As the Court of Appeal pointed out, a judge’s impartiality is presumed and in assessing the question of whether or not there exists a reasonable apprehension of bias, one would have to ask what “an informed, reasonable and right-minded person viewing the matter realistically and practically and having thought the matter through” would conclude.
The Court of Appeal went on to point out that “in any case where the impartiality of the judge is in question, the appearance of the matter is just as important as the reality”. The court has to consider whether or not there is a real likelihood that the judge will favour one side at the expense of another. The court will look at the impression that will be given to other people. Other cases have used phrases such as “reasonable apprehension”, “reasonable likelihood”, and “reasonable suspicion” instead of “real likelihood”, but they all mean the same thing.

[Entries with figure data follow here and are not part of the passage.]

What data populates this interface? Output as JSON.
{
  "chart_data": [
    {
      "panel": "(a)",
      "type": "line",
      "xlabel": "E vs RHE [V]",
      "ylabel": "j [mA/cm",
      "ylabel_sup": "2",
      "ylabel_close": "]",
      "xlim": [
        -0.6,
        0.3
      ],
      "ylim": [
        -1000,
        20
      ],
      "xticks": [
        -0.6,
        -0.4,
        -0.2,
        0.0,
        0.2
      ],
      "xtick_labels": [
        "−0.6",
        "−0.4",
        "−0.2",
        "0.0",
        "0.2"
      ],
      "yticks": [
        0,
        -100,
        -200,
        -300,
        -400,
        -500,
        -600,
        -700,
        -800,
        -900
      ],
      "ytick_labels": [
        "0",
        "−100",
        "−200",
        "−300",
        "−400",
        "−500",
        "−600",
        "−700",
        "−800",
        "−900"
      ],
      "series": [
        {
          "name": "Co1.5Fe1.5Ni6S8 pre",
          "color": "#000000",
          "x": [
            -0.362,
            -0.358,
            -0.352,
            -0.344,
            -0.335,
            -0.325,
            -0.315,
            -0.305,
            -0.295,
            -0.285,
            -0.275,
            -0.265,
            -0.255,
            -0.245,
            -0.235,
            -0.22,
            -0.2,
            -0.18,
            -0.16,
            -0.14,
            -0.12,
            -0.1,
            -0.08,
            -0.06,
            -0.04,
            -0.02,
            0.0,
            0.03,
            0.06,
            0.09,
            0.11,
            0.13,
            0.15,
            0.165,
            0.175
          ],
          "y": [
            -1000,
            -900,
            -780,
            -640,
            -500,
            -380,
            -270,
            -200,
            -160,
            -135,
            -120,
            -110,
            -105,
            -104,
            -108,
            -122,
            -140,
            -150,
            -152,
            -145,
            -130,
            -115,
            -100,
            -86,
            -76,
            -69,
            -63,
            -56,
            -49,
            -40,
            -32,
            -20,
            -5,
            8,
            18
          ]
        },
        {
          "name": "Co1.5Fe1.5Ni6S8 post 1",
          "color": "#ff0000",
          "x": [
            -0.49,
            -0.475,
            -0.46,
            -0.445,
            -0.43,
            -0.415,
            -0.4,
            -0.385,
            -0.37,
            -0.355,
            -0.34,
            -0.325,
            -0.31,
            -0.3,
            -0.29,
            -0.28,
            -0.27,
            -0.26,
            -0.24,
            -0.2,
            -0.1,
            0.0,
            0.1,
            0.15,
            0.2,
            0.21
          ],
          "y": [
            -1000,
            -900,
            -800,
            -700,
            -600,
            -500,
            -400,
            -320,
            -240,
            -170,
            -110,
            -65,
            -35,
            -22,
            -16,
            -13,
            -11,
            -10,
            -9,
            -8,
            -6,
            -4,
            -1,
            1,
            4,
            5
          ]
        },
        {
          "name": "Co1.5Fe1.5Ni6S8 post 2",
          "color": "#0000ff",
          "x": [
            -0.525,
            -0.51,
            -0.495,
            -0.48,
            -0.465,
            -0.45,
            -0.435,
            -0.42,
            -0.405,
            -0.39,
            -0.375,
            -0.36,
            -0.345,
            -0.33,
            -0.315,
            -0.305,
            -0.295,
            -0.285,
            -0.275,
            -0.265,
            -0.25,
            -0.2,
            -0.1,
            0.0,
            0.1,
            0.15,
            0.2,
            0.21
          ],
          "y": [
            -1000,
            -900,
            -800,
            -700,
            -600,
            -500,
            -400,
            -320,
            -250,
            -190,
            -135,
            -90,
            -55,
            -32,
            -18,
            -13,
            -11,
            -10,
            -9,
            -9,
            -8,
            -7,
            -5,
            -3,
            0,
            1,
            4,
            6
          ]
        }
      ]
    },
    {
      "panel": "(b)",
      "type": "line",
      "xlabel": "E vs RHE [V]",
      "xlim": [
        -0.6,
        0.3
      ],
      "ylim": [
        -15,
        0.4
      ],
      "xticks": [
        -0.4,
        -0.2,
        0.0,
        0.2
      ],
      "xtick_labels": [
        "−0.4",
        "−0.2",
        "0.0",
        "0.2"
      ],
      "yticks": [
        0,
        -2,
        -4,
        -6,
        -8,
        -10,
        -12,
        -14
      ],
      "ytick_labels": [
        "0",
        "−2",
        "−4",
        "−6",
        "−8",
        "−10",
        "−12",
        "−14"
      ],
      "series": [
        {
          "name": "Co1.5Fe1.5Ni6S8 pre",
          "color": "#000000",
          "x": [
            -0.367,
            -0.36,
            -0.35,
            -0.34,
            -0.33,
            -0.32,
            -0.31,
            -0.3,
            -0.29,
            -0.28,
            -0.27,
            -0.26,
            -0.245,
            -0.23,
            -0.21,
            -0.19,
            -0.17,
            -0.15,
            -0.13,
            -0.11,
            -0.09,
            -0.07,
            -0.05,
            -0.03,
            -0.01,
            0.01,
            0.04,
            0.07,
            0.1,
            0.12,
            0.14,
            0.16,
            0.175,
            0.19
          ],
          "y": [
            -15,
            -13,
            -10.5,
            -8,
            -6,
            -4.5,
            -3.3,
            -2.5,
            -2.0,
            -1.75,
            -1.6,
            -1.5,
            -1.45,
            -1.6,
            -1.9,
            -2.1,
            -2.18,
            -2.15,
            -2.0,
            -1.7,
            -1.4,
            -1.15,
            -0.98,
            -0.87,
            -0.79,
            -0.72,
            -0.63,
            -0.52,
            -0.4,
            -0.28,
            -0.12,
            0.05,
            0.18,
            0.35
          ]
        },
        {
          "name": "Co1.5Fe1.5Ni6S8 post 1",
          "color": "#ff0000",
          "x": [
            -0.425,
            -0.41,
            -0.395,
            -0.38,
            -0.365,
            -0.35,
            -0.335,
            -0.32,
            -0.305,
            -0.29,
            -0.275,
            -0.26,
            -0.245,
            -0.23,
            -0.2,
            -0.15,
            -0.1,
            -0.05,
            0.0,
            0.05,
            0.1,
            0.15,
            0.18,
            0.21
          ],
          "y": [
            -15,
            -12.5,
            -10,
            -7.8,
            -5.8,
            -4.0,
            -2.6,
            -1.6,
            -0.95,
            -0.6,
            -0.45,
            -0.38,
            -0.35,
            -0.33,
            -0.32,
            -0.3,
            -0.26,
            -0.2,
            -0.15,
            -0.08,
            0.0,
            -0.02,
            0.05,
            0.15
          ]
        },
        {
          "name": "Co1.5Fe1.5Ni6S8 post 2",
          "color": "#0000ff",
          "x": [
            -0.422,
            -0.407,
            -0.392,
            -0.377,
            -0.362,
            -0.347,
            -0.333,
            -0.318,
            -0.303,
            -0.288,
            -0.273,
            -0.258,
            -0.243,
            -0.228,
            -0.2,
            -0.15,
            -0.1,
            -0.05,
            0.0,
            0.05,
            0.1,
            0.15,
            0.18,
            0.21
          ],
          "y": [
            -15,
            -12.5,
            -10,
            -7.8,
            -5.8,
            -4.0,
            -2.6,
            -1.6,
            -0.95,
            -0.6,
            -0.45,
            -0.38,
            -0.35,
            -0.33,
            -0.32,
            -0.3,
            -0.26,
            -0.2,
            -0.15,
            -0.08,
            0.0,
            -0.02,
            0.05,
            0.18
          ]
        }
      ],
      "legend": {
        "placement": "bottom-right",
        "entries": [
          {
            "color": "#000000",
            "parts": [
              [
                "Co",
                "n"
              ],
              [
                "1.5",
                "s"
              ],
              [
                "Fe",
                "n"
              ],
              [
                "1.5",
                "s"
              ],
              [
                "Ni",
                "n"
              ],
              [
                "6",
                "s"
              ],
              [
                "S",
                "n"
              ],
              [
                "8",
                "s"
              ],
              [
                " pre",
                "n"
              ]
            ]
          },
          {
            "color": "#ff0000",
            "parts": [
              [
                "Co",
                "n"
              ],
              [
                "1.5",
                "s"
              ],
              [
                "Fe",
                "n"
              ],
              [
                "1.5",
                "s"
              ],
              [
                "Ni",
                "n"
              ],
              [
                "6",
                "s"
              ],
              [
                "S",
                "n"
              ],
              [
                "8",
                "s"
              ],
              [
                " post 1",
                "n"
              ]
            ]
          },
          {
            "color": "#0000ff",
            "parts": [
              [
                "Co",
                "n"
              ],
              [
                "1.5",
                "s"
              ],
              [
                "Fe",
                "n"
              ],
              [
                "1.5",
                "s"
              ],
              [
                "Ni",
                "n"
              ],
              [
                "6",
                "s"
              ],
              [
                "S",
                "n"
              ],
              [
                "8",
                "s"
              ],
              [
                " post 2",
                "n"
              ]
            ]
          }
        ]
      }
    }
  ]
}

In this case, in answer to the question as to whether a reasonable person properly informed would apprehend an appearance of bias, the Court of Appeal found that one would have to take into account all of the relevant factors including the trial judge’s wife’s connection to the people and the properties in the dispute. In those circumstances, the Court of Appeal found that there would be no doubt that the individuals having a business relationship to the trial judge’s wife would have a great deal of knowledge about the parties and an interest in the litigation and its result. Clearly, her connection to the property was deep and current. As a result, the Court of Appeal determined that there did exist a reasonable apprehension of bias necessitating a new trial before a different judge. The appeal was allowed. The Respondent was ordered to pay the Appellant’s costs of the deal fixed at $25,000.
What is truly unfortunate, of course, is that as a result of a wrong decision on the part of a trial judge concerning his own status, the parties had to incur the expense of an appeal (resulting in a $25,000 costs award against the Respondent) and the parties will now have to engage in yet another expensive trial likely lasting for another 3 weeks or so.